What role the Republican Party plays in comprehensive immigration reform will have an important impact on whether or not Latinos, a key political demographic, will consider voting Republican in the future, a new poll finds.
A recent poll by Latino Decisions, a firm that conducts research on Latino political opinions, reported that 32 percent of Latinos would be more likely to consider voting Republican in the future if comprehensive immigration reform passed. On a related note, 39 percent said they would be less likely to vote Republican if party leaders in the House of Representatives defeated reform efforts.
"[It] is in the interest of GOP leaders to deliver comprehensive immigration reform that actually makes them look better to the electorate," said Gary Segura, co-founder of Latino Decisions and director of Chicana/o Studies at Stanford University.
The rapidly growing Latino vote is a key political demographic. About 50,000 Latinos turn 18 every month and become eligible to vote. In the recent presidential election, nearly three-quarters of Hispanic voters backed President Barack Obama over Republican candidate Mitt Romney.
According to the poll, a significant portion of voters, even those who generally allied with Obama in the election, would consider voting for Republicans if the party helped to pass the immigration reform. Sharing this opinion were 26 percent of Obama voters, 35 percent of independents and 38 percent of voters under 40.
Similarly, if a bill passes the Senate but is defeated in the house, many of those polled said they would be less likely to vote Republican in the future. That opinion was voiced by 50 percent of Obama voters, 32 percent of independents and 36 percent of voters under 40.

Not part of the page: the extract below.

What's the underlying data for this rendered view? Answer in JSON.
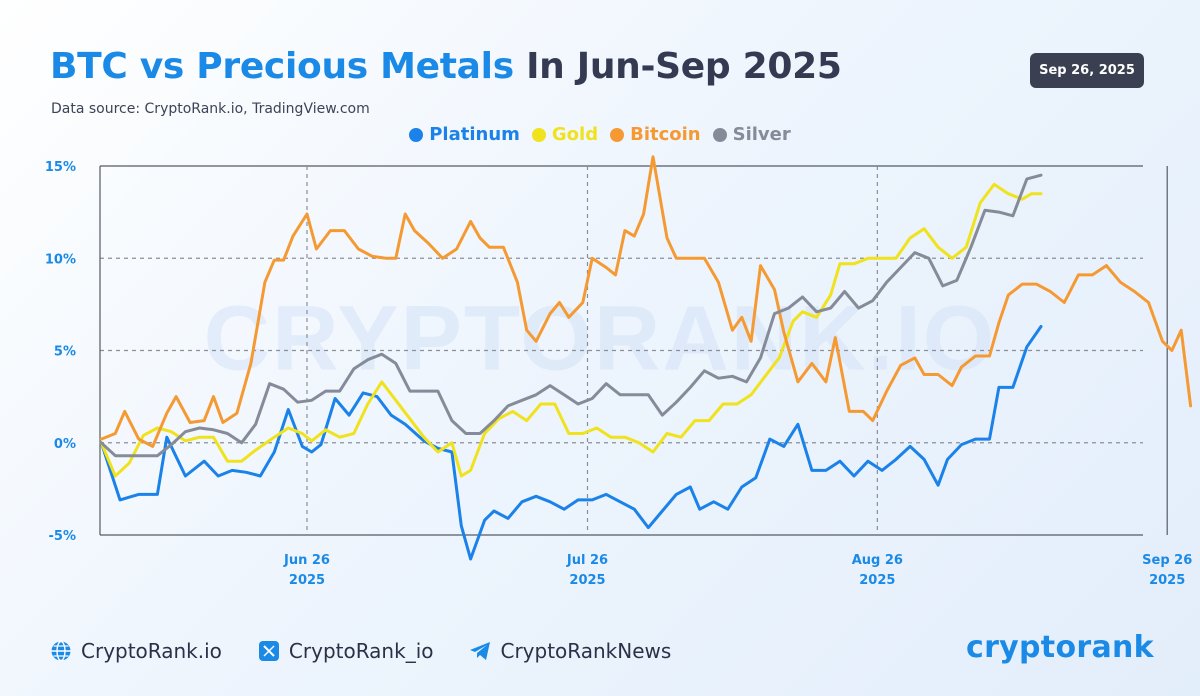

"With only 23 percent of the Latino vote in 2012, the GOP could ill-afford to alienate further the few Latino votes it already receives,"said Segura.
Latino Decisions conducted phone interviews with 800 registered Latino voters across the country in February for the poll. It also found that immigration reform has risen above the economy as a top concern for the majority of Latinos. Fifty-eight percent of Latinos say it is the most important issue that political leaders should address, up from 35 percent in November. At that time, a majority of Latinos felt that jobs and the economy were the most important issue.
"The toxic rhetoric has affected all of us regardless of immigration status,"said Clarissa Martínez-De-Castro from the National Council of La Raza, the nation's largest Hispanic civil rights and advocacy organization."It is undeniable that because of the multidimensional impact that this is having on our community, it stands to shape the views of the nearly 900,000 Latino citizens who will turn 18 each year between now and 2028."
According to Segura, the report provides"really important political cover" for House Speaker John Boehner to put comprehensive reform to a vote, even though the majority of his party may not be on board, thereby breaking the unwritten"Hastert rule."
"I suspect [some Republicans] are going to allow the legislative process to move forward because the party needs it,"he said.
The most persuasive appeal for Republicans to embrace immigration reform came from the party itself. The Republican National Committee recently published a report outlining the party's problems and calling for the party to endorse immigration reform.
"If Hispanic Americans perceive that GOP nominee or candidate does not want them in the United States (i.e. self-deportation), they will not pay attention to our next sentence," it reads. "It does not matter what we say about education, jobs or the economy; if Hispanics think we do not want them here, they will close their ears to our policies."